Nixon and Hyde denied favoring food businesses, pointing to standardized state food-inspection procedures and inspection forms. Tancordo, an employee from late 2005 to mid-2006, worked for the county for about nine months, Nixon said.

"What we're seeing is a willingness in the case of Hunan [management]. We're not seeing problems escalate and expand," Nixon said.

He added, however, that "despite their efforts and generally good intentions, they are still falling short."

Hyde said that large-volume food businesses in older [more than 10 years] buildings -- such as Hunan -- often have a harder time avoiding health violations because of the large amount of food being prepared.

"The reason we have so many inspections [at Hunan] is that we tend to monitor it closely," Hyde said.

"We've questioned the pest-control company. They [Hunan] don't have an infestation. They have a presence," said Hyde, who supervises the county's six inspectors.

Nixon, a 22-year employee who has been acting bureau director since May, said high turnover among inspectors also has been a problem.

Hyde and Nixon said they have had trouble retaining trained inspectors, but this month achieved full staffing and are looking at tighter enforcement of food violations. Starting July 1, food inspections have been available on the Health Department's Web site.

Howard's six inspectors are responsible for 1,020 restaurants and food outlets. Last year, the county closed 23 establishments, though all but four reopened the same day. Famous Wok, a restaurant in food court of The Mall in Columbia, was closed for two days in July 2006 for a roach infestation.

Most places forced to close encountered problems beyond their control, Hyde and Nixon said, such as the loss of water.

This year, nine businesses have been closed, including Lotte Plaza supermarket and Bangkok Delight on Centre Park Drive, which was damaged by a fire Aug. 15.

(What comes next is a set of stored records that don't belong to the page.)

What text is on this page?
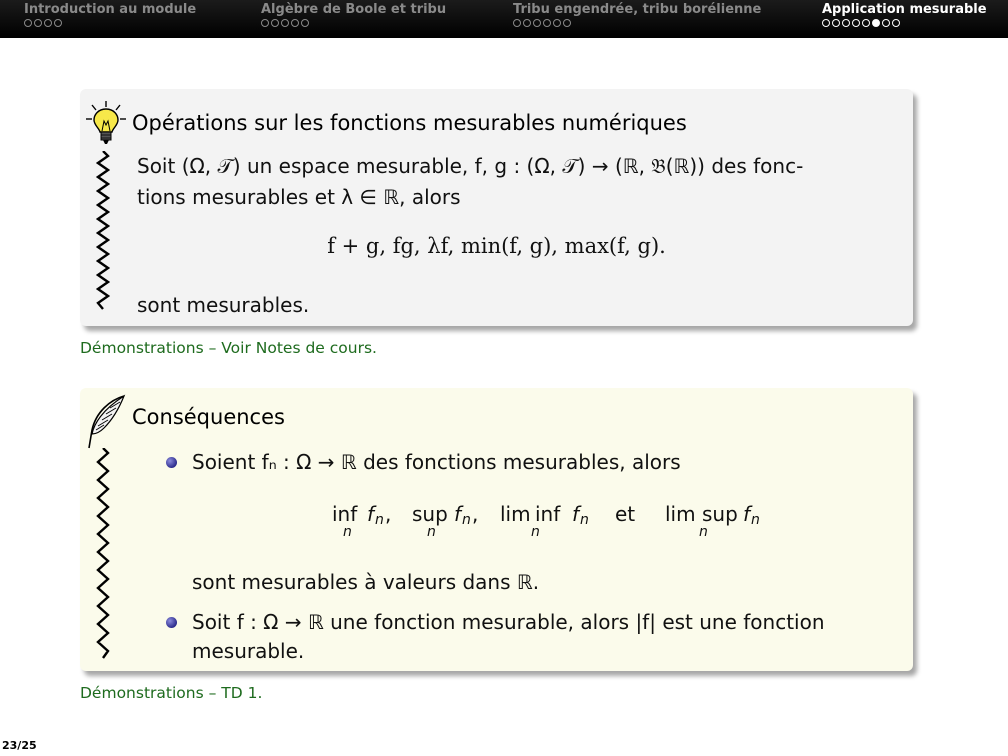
Introduction au module	Algèbre de Boole et tribu	Tribu engendrée, tribu borélienne	Application mesurable
Opérations sur les fonctions mesurables numériques
Soit (Ω, 𝒯) un espace mesurable, f, g : (Ω, 𝒯) → (ℝ, 𝔅(ℝ)) des fonc-
tions mesurables et λ ∈ ℝ, alors
f + g, fg, λf, min(f, g), max(f, g).
sont mesurables.
Démonstrations – Voir Notes de cours.
Conséquences
Soient fₙ : Ω → ℝ des fonctions mesurables, alors
inf
n
f n , sup
n
f n , lim inf
n
f n et lim sup
n
f n
sont mesurables à valeurs dans ℝ.
Soit f : Ω → ℝ une fonction mesurable, alors |f| est une fonction
mesurable.
Démonstrations – TD 1.
23/25
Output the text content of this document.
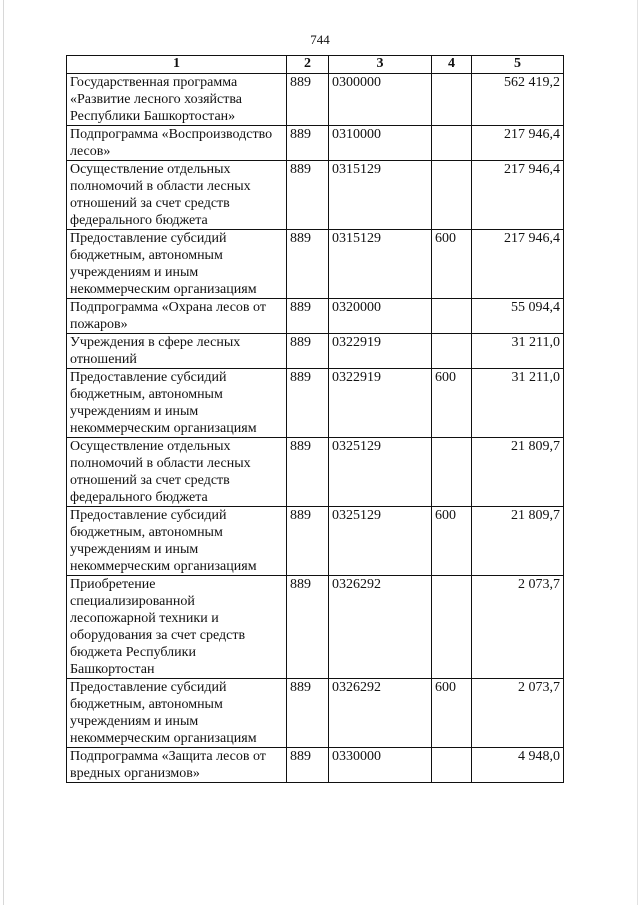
744
1	2	3	4	5
Государственная программа «Развитие лесного хозяйства Республики Башкортостан»	889	0300000		562 419,2
Подпрограмма «Воспроизводство лесов»	889	0310000		217 946,4
Осуществление отдельных полномочий в области лесных отношений за счет средств федерального бюджета	889	0315129		217 946,4
Предоставление субсидий бюджетным, автономным учреждениям и иным некоммерческим организациям	889	0315129	600	217 946,4
Подпрограмма «Охрана лесов от пожаров»	889	0320000		55 094,4
Учреждения в сфере лесных отношений	889	0322919		31 211,0
Предоставление субсидий бюджетным, автономным учреждениям и иным некоммерческим организациям	889	0322919	600	31 211,0
Осуществление отдельных полномочий в области лесных отношений за счет средств федерального бюджета	889	0325129		21 809,7
Предоставление субсидий бюджетным, автономным учреждениям и иным некоммерческим организациям	889	0325129	600	21 809,7
Приобретение специализированной лесопожарной техники и оборудования за счет средств бюджета Республики Башкортостан	889	0326292		2 073,7
Предоставление субсидий бюджетным, автономным учреждениям и иным некоммерческим организациям	889	0326292	600	2 073,7
Подпрограмма «Защита лесов от вредных организмов»	889	0330000		4 948,0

Foo said Hunan can clean up without closing, though he sympathized with customers.

"I wouldn't like to go to a place where there's a lot of complaints of roaches and mice," he said. "It would make me uncomfortable."

But Foo said the restaurant's management welcomes scrutiny.

"We're trying to hire a professional contractor to go through the building," Foo said, to repair holes and cracks that allow insects and rodents to enter. In addition, he said, employees are being taught more about the need for cleanliness, and suppliers about the need to inspect food before delivery to keep roaches out.

"We have to educate our staff to clean up the messes as soon as you are done," Foo said.

Many restaurants, including Hunan, have sometimes corrected inspection violations that could force immediate closure by immediately discarding food left out or not cooked, stored or refrigerated properly.

During a county inspection March 13, for example, Hunan employees threw out a tray of egg rolls that was not heated to proper temperatures. A bowl of raw eggs also was discarded because the eggs had been pooled together at room temperature.

Operators typically have up to 30 days to correct less critical violations. The county can also call operators in for a conference or impose daily fines for uncorrected problems.